INTERNATIONAL CONFERENCE: MUSLIMS OF YUGOSLAVIA AFTER THE GREAT WAR: ONE HUNDRED YEARS AFTER THE PEACE TREATY OF SAINT GERMAIN
INTERNATIONAL CONFERENCE: MUSLIMS OF YUGOSLAVIA AFTER THE GREAT WAR: ONE HUNDRED YEARS AFTER THE PEACE TREATY OF SAINT GERMAIN

In September 2019 academic communities in Europe are facing an important anniversary. One hundred years from the conclusion of the Peace Treaty of Saint Germain, as well as the Minority Protection Treaty attached to this treaty, will be completed. These and related agreements regulated also the position of Muslim minorities in the Balkans, including Muslims in the newly established Kingdom of Serbs, Croats and Slovenes (SHS).

The Balkan Wars, and then the First World War, led to the collapse and agony of the Ottoman Empire as a multi-century state framework within which the Muslim communities of the Balkans lived and enjoyed their religious, social, cultural, and other rights and privileges. The end of the First World War affirmed the concept of national self-determination and the national state as the most appropriate model of state building and the development of international relations in Europe, which created numerous problems for minority peoples and communities whose status and position as well as their rights and prospects in the newly emerging countries became vague and questionable.

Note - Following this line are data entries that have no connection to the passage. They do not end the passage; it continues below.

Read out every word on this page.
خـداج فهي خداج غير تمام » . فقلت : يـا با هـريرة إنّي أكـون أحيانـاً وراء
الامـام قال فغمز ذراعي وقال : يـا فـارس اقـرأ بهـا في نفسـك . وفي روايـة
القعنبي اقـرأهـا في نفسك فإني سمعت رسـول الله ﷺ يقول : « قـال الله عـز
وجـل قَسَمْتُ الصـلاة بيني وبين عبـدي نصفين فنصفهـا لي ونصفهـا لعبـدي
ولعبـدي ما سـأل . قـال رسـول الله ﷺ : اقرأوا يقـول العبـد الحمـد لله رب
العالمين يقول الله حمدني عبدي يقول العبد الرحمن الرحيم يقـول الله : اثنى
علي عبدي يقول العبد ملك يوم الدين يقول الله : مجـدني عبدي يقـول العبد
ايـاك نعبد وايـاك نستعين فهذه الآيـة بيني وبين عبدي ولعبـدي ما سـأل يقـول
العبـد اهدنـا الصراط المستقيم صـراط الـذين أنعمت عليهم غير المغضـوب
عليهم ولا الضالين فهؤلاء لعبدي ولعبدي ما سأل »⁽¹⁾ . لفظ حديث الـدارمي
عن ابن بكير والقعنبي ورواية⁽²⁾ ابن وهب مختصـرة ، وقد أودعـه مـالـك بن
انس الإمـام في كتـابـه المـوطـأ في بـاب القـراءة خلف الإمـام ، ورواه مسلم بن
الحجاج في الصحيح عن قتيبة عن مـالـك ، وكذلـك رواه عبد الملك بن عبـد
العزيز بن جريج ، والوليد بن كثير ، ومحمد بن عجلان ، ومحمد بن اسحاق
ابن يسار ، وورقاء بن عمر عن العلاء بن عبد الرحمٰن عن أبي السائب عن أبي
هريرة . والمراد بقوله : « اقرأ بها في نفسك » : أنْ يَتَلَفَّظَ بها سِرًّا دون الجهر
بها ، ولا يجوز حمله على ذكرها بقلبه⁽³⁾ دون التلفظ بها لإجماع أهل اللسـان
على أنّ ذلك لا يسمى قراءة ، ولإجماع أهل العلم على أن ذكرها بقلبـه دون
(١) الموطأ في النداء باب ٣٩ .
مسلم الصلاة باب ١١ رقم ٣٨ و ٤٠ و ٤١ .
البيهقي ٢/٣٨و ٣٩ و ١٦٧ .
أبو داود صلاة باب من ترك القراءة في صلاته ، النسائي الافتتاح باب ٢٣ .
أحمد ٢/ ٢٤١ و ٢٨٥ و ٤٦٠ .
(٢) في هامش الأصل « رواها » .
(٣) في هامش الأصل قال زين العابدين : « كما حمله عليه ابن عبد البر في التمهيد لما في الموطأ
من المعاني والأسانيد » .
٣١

Muslims of the Kingdom of SHS were treated internationally as a religious minority, although the existing interior political decisions and commitments considered Islam one of the three equal religions in the Yugoslav Kingdom.

As it is known, the Kingdom of SHS undertook, due to the Article 10 of the Minority Protection Treaty, to ensure for its Muslim population: the validity of the Muslim law in family and personal status, to take steps to nominate the reisu-l-ulema, to provide protection to mosques, cemeteries and other religious institutions, to provide all necessary facilities and permits to wuquf or charitable institutions that already existed and that it would not deny any benefit necessary for the creation of new religious and charitable institutions.

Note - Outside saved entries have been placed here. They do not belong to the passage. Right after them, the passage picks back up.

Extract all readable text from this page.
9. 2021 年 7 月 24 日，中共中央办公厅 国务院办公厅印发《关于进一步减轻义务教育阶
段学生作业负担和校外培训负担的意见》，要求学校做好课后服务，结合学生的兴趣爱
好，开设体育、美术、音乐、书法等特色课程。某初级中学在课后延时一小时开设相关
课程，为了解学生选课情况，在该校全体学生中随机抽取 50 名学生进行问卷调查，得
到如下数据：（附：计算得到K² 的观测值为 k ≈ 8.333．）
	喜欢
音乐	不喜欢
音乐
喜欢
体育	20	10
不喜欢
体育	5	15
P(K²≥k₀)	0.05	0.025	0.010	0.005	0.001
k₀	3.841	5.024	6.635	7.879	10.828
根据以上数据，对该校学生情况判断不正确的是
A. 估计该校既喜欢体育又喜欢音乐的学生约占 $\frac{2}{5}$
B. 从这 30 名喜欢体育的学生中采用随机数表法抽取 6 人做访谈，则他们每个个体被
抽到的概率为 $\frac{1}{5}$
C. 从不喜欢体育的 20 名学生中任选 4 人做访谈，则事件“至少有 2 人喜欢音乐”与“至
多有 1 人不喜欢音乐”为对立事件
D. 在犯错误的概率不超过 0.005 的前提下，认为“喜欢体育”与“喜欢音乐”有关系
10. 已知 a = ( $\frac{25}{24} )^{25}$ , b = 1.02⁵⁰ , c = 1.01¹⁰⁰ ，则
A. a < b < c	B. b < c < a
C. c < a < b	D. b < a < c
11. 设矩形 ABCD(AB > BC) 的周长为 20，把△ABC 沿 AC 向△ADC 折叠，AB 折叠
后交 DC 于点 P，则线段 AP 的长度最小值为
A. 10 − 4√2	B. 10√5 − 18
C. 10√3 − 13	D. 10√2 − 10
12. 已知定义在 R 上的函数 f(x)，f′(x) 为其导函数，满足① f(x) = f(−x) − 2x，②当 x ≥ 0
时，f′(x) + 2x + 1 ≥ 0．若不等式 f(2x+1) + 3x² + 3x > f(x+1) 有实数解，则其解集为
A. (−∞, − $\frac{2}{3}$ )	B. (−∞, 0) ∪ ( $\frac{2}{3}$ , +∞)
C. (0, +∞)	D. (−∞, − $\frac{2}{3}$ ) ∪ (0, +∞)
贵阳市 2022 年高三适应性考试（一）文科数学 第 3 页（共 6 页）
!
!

These obligations had been transfused to varying degrees, relatively slowly, to the internal legislation and policy of the Kingdom of the SHS or Yugoslavia.

A hundred years later, it would be worthwhile to consider and evaluate minority protection for Muslims given by the Saint Germain Minority Protection Treaty in the historical perspective. This would, inter alia, include issues such as:

– Minority protection after the First World War – mechanisms and domains;

– Religion and inter-religious relations in the Balkans between the two world wars;

– The origin, scope and consequences of the provisions on Muslims;

– Implementation of Muslim provisions;

– The attitude of Muslims towards minority protection;

– From minorities to nations in the Balkans;

– Minority protection and its lessons for today’s Muslims in Europe.

The annotation of this anniversary will be in the form of an international scientific conference organized by Institute for the Islamic Tradition of Bosniaks. The conference will be held on September 10, 2019 at the Gazi Husrev-bey Library  in Sarajevo. Scientists dealing with political and religious history, the history of international law, Islamic law and institutions, international relations, political scientists and scientists and experts of other profiles will be called to take part in the conference.